The paper evaluates cutting-edge LLMs on PARROT across three settings: zero-shot prompting, fine-tuned models, and agent-based planning. Key findings include:
- Zero-shot LLMs perform reasonably well on Easy tasks but struggle with the compositional complexity of Medium and Hard tasks, revealing limitations in understanding multi-step instructions and schema evolution.
- Fine-tuned open-source models like Qwen2.5-Coder-7B achieve better performance (74.15% EA) than zero-shot models, demonstrating the value of high-quality supervised data.
- Generating programs in the proposed DSL significantly outperforms direct generation of Pandas code or SQL statements (62.88% EA for DSL vs. 33.80% for Pandas and 3.05% for SQL), highlighting the DSL's effectiveness for structured generation and execution.
To address the challenges in multi-step reasoning, especially concerning schema evolution and dynamic interaction, the authors propose Pipeline-Agent. This agent employs a ReAct-style iterative loop, predicting an operation, executing it on the current table state, and using the intermediate results for context-aware planning. Pipeline-Agent achieves the best overall performance (76.17% EA with GPT-4o), substantially outperforming other agent-based methods like Tool Calling API (60.48% EA) and Plan-and-Solve (47.40% EA). This demonstrates that leveraging intermediate table feedback is crucial for accurately generating complex, multi-step pipelines.
Error analysis on zero-shot GPT-4o reveals common failure modes, with Type and Column errors accounting for the majority (63.6%), often due to incorrect schema references or incompatible operations after transformations. Semantic failures (27.2%), such as missing or hallucinated steps, also indicate challenges in compositional reasoning. A case paper illustrates a failure where the model omits an initial 'select' operation, leading to cascading errors and an incorrect output table, highlighting the need for robust instruction grounding and schema awareness across pipeline steps.

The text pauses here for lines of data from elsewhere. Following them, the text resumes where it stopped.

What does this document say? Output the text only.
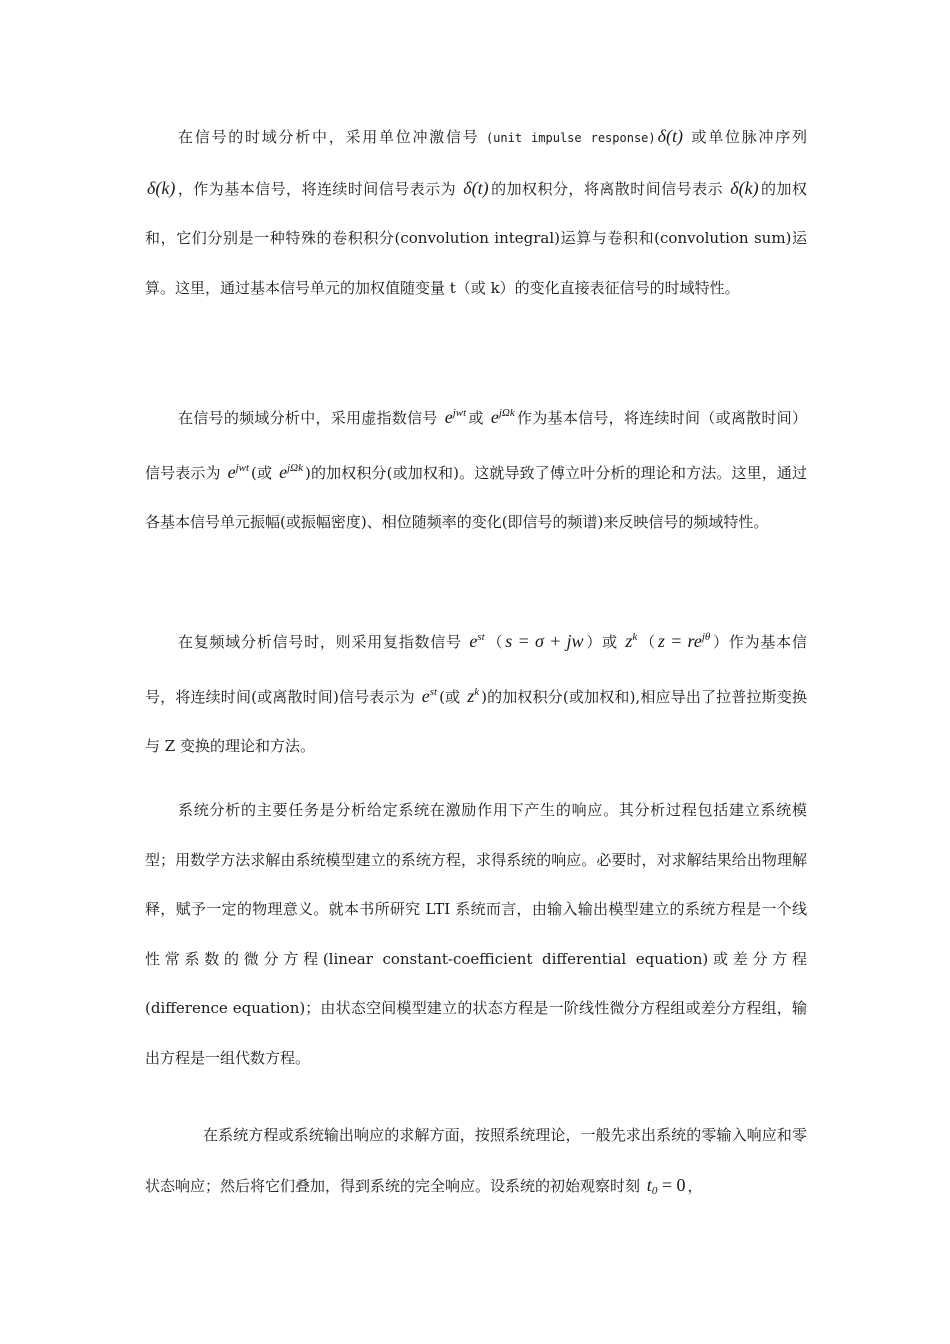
在信号的时域分析中，采用单位冲激信号 (unit impulse response) δ(t) 或单位脉冲序列 δ(k) ，作为基本信号，将连续时间信号表示为 δ(t) 的加权积分，将离散时间信号表示 δ(k) 的加权和，它们分别是一种特殊的卷积积分(convolution integral)运算与卷积和(convolution sum)运算。这里，通过基本信号单元的加权值随变量 t（或 k）的变化直接表征信号的时域特性。

在信号的频域分析中，采用虚指数信号 $e^{jwt}$ 或 $e^{j\Omega k}$ 作为基本信号，将连续时间（或离散时间）信号表示为 $e^{jwt}$ (或 $e^{j\Omega k}$ )的加权积分(或加权和)。这就导致了傅立叶分析的理论和方法。这里，通过各基本信号单元振幅(或振幅密度)、相位随频率的变化(即信号的频谱)来反映信号的频域特性。

在复频域分析信号时，则采用复指数信号 $e^{st}$ （ s = σ + jw ）或 $z^k$ （ $z = re^{j\theta}$ ）作为基本信号，将连续时间(或离散时间)信号表示为 $e^{st}$ (或 $z^k$ )的加权积分(或加权和),相应导出了拉普拉斯变换与 Z 变换的理论和方法。

系统分析的主要任务是分析给定系统在激励作用下产生的响应。其分析过程包括建立系统模型；用数学方法求解由系统模型建立的系统方程，求得系统的响应。必要时，对求解结果给出物理解释，赋予一定的物理意义。就本书所研究 LTI 系统而言，由输入输出模型建立的系统方程是一个线性常系数的微分方程(linear constant-coefficient differential equation)或差分方程(difference equation)；由状态空间模型建立的状态方程是一阶线性微分方程组或差分方程组，输出方程是一组代数方程。

在系统方程或系统输出响应的求解方面，按照系统理论，一般先求出系统的零输入响应和零状态响应；然后将它们叠加，得到系统的完全响应。设系统的初始观察时刻 $t_0 = 0$ ，
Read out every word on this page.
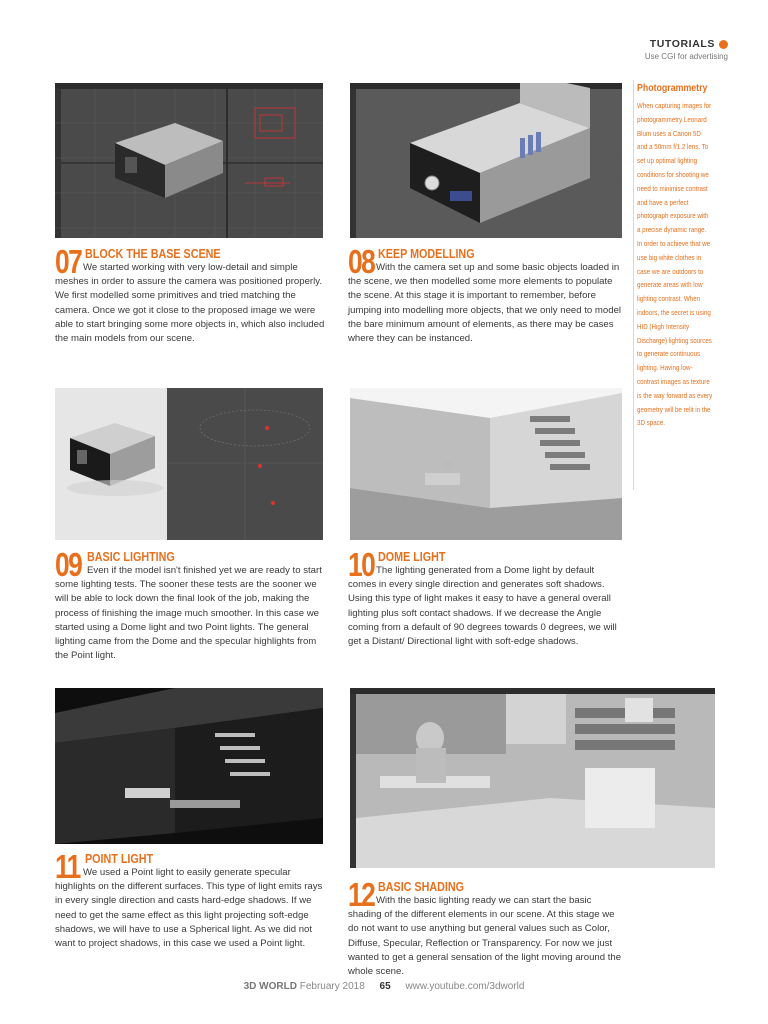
TUTORIALS
Use CGI for advertising
07 BLOCK THE BASE SCENE

We started working with very low-detail and simple meshes in order to assure the camera was positioned properly. We first modelled some primitives and tried matching the camera. Once we got it close to the proposed image we were able to start bringing some more objects in, which also included the main models from our scene.

08 KEEP MODELLING

With the camera set up and some basic objects loaded in the scene, we then modelled some more elements to populate the scene. At this stage it is important to remember, before jumping into modelling more objects, that we only need to model the bare minimum amount of elements, as there may be cases where they can be instanced.

09 BASIC LIGHTING

Even if the model isn't finished yet we are ready to start some lighting tests. The sooner these tests are the sooner we will be able to lock down the final look of the job, making the process of finishing the image much smoother. In this case we started using a Dome light and two Point lights. The general lighting came from the Dome and the specular highlights from the Point light.

10 DOME LIGHT

The lighting generated from a Dome light by default comes in every single direction and generates soft shadows. Using this type of light makes it easy to have a general overall lighting plus soft contact shadows. If we decrease the Angle coming from a default of 90 degrees towards 0 degrees, we will get a Distant/ Directional light with soft-edge shadows.

11 POINT LIGHT

We used a Point light to easily generate specular highlights on the different surfaces. This type of light emits rays in every single direction and casts hard-edge shadows. If we need to get the same effect as this light projecting soft-edge shadows, we will have to use a Spherical light. As we did not want to project shadows, in this case we used a Point light.

12 BASIC SHADING

With the basic lighting ready we can start the basic shading of the different elements in our scene. At this stage we do not want to use anything but general values such as Color, Diffuse, Specular, Reflection or Transparency. For now we just wanted to get a general sensation of the light moving around the whole scene.

Photogrammetry
When capturing images for photogrammetry Leonard Blum uses a Canon 5D and a 50mm f/1.2 lens. To set up optimal lighting conditions for shooting we need to minimise contrast and have a perfect photograph exposure with a precise dynamic range. In order to achieve that we use big white clothes in case we are outdoors to generate areas with low lighting contrast. When indoors, the secret is using HID (High Intensity Discharge) lighting sources to generate continuous lighting. Having low-contrast images as texture is the way forward as every geometry will be relit in the 3D space.
3D WORLD February 2018 65 www.youtube.com/3dworld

In conclusion, the paper introduces Text-to-Pipeline and the PARROT benchmark, providing a standardized evaluation ground for NL-driven DP pipeline generation. The empirical results demonstrate that while current LLMs can generate valid programs, achieving high execution accuracy on complex, multi-step tasks remains challenging, particularly regarding instruction grounding, compositional reasoning, and handling dynamic schema evolution. The proposed Pipeline-Agent offers a promising direction by integrating iterative planning and execution feedback, paving the way for more capable and autonomous data preparation systems.